Prior to my enlightenment about the world’s various caste systems, I felt privileged: I had two young parents. Their young ages meant their parents and grandparents were vibrant. I spent my childhood shuffled around a variety of homes helmed by young-at-heart but older and wiser people from different states, different cultures, different work lives, different Christian denominations.

I was so fed I stayed stuffed. I was so spoiled I stayed overdressed. I was so entertained I stayed overbooked. I started off in private Catholic school. If I had been more precocious than I already was, I could have seen my exit from it as a sign of “disadvantage.” Even with a scholarship, the private school tuition was a strain on my large family, but I eventually transferred to a public school with an outstanding academic honors program.

Obviously, given that I am writing this today for a major online women’s network, I have had more advantages than disadvantages in my life. I would not be the person I am today if not for my birth to teen parents. They had more children I learned to diplomatically lead, and also had more of my ancestors alive for me to learn to productively follow.

I do not advocate for any teen woman to become pregnant outside of marriage. I am childless at 38 and have yet to be married, though my mother gave birth to me at 15 and married at 18. My one child I want will have some socioeconomic advantages I have done without: education subsidized by my family or seed money to launch a prosperous adult life. He or she will be at ease in a competitive world of ego battles and asset-listing; he or she may always announce the better zip code we live in or nod to mom’s glamorous novelist life. I will be a stalwart advocate for my child’s education, survival away from home and troubles in ways my less experienced parents could not be.

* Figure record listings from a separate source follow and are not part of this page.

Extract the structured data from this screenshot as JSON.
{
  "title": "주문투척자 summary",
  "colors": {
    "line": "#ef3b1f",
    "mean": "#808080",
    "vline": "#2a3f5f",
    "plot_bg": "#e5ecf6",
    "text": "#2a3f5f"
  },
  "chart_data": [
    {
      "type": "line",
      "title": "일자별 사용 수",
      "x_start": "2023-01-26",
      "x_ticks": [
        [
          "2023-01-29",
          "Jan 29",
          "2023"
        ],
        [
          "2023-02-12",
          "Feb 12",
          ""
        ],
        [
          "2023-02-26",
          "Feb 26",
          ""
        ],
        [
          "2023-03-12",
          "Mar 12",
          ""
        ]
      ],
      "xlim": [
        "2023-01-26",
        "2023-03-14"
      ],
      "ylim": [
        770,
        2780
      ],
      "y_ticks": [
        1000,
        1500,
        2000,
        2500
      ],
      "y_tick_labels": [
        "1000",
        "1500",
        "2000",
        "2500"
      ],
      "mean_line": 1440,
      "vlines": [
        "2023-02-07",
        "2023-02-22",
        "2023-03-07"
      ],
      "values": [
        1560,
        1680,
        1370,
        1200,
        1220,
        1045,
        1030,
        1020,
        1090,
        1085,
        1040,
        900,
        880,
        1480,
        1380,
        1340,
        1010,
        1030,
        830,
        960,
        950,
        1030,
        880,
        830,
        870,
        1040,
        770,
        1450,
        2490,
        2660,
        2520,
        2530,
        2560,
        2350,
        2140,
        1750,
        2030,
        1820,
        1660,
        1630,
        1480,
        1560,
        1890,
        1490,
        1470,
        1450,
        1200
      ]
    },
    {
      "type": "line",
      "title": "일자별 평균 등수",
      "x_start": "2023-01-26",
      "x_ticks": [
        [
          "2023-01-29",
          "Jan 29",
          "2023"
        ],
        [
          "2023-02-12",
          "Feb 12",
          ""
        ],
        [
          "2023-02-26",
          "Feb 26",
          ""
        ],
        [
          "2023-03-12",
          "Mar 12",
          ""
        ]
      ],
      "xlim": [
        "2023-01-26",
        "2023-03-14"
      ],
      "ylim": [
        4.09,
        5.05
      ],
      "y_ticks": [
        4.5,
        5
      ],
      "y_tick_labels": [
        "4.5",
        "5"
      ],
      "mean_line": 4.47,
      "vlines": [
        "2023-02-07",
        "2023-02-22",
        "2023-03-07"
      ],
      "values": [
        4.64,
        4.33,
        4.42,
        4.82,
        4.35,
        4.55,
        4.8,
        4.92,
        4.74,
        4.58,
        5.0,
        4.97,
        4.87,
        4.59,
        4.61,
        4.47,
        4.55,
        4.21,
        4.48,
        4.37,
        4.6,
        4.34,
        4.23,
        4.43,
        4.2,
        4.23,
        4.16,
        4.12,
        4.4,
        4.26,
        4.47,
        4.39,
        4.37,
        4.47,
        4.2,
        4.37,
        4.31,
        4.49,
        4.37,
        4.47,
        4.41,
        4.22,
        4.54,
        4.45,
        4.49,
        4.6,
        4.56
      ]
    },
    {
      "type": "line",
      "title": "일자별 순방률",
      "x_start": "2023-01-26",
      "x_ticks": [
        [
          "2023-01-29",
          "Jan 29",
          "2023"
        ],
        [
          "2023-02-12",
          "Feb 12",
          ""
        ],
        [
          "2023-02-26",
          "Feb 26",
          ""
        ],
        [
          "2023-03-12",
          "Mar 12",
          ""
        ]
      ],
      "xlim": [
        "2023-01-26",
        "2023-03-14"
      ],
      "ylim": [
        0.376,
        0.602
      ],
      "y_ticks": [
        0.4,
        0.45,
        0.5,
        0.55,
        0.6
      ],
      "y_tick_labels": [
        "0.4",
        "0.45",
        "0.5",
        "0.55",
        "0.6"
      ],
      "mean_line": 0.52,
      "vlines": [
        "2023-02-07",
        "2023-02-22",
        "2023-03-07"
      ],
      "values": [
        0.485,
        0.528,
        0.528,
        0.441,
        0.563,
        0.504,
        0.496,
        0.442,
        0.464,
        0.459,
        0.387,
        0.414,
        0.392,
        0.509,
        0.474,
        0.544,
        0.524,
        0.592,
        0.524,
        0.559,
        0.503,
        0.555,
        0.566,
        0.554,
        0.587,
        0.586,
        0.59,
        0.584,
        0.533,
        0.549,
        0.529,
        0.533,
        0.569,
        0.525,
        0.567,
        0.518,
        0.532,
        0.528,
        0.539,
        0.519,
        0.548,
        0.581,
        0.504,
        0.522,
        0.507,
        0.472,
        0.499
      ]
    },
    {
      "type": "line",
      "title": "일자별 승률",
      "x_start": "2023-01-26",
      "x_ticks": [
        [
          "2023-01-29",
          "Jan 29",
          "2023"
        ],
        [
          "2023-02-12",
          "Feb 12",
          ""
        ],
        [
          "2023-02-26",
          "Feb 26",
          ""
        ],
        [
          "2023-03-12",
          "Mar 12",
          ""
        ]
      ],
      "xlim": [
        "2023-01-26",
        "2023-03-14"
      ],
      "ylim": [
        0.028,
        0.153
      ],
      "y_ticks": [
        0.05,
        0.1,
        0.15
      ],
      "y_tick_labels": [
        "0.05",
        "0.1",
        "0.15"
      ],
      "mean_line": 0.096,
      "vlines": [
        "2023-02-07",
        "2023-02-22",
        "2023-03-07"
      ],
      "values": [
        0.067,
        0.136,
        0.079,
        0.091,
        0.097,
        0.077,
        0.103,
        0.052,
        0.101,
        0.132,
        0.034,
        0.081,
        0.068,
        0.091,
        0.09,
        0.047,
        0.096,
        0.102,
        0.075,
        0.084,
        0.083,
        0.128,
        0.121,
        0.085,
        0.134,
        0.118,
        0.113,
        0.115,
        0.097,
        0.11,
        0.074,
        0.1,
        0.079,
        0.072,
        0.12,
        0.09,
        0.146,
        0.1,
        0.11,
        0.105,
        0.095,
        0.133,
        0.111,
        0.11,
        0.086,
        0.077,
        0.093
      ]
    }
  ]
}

However, my child will be “disadvantaged” in ways society will never mark or study as such. To do so would validate the existence of a lower caste society wants to view as problematic. My child will not have as many siblings as I am fortunate to have, including their offspring I am honored to be an “auntie” for. They will never know the worn and loving hands of many grandparents, great grandparents and ancestors. They will never hear their stories, watch them praise God in song, observe them create family recipes, or learn early not to fear death due to seeing those they love travel to it often.

And, they will not have me for nearly as long as I will have my own mother. At our respective ages of not yet 40 and barely over 50, I am just now comparing notes with my mom about how to tackle gray hairs or cheap dates or a bad boss. Given our nuclear family’s history of good health, I have no fear of losing my mother before my wedding date, or first child’s birth or even legal retirement. This security against such a loss accounts for my bravery, sprawling spirit and willingness to love for the long haul.

It all started with my mother’s bravery, sprawling spirit and willingness to love me for the long haul, with no awareness we were “disadvantaged” back in 1977.